A Embraer abre as inscrições de quatro processos seletivos para profissionais com conhecimento em Programação, para atuação no desenvolvimento de softwares para aeronaves. As posições têm foco em engenharia de sistemas, desenvolvimento de software embarcado, desenvolvimento de produto para cybersecurity e safety e não exigem experiência no segmento aeronáutico. Os processos visam preencher cerca de 40 vagas nas unidades de São José dos Campos, interior de São Paulo, e Belo Horizonte, Minas Gerais.

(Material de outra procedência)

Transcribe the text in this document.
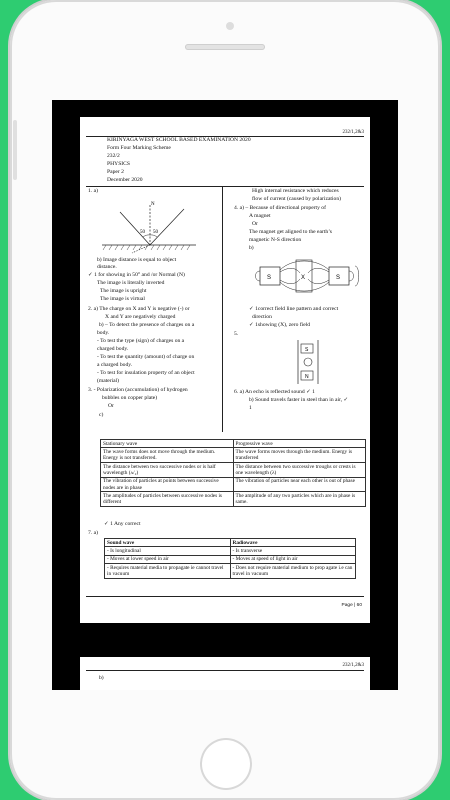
232/1,2&3
KIRINYAGA WEST SCHOOL BASED EXAMINATION 2020
Form Four Marking Scheme
232/2
PHYSICS
Paper 2
December 2020
1. a)
50 50
N
b) Image distance is equal to object
distance.
✓ 1 for showing in 50° and /or Normal (N)
The image is literally inverted
The image is upright
The image is virtual
2. a) The charge on X and Y is negative (-) or
X and Y are negatively charged
b) – To detect the presence of charges on a
body.
- To test the type (sign) of charges on a
charged body.
- To test the quantity (amount) of charge on
a charged body.
- To test for insulation property of an object
(material)
3. - Polarization (accumulation) of hydrogen
bubbles on copper plate)
Or
c)
High internal resistance which reduces
flow of current (caused by polarization)
4. a) – Because of directional property of
A magnet
Or
The magnet get aligned to the earth’s
magnetic N-S direction
b)
S	X	S
✓ 1correct field line pattern and correct
direction
✓ 1showing (X), zero field
5.
S
N
6. a) An echo is reflected sound ✓ 1
b) Sound travels faster in steel than in air, ✓
1
Stationary wave	Progressive wave
The wave forms does not move through the medium. Energy is not transferred.	The wave forms moves through the medium. Energy is transferred
The distance between two successive nodes or is half wavelength (ᴧ/₂)	The distance between two successive troughs or crests is one wavelength (λ)
The vibration of particles at points between successive nodes are in phase	The vibration of particles near each other is out of phase
The amplitudes of particles between successive nodes is different	The amplitude of any two particles which are in phase is same.
✓ 1 Any correct
7. a)
Sound wave	Radiowave
- Is longitudinal	- Is transverse
- Moves at lower speed in air	- Moves at speed of light in air
- Requires material media to propagate ie cannot travel in vacuum	- Does not require material medium to prop agate i.e can travel in vacuum
Page | 60
232/1,2&3
b)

Os candidatos devem se inscrever pelo site https://embraer.gupy.io/ ou diretamente nos links:

https://embraer.gupy.io/jobs/40060 – Desenvolvedor de Software Embarcado

https://embraer.gupy.io/jobs/40056 – Desenvolvedor de Produto – Cybersecurity

https://embraer.gupy.io/jobs/40068 – Engenheiro de Sistemas

https://embraer.gupy.io/jobs/40069 – Safety

A Embraer conta com um método digital de recrutamento que utiliza inteligência artificial para análise primária de perfil dos candidatos. A seleção online conta com testes de perfil, inglês e programação. A cada etapa o candidato recebe um feedback automático sobre o desempenho e sua média de pontuação na avaliação. O novo processo de recrutamento adotado pela companhia gera benefícios aos candidatos ao tornar o processo mais ágil e intuitivo.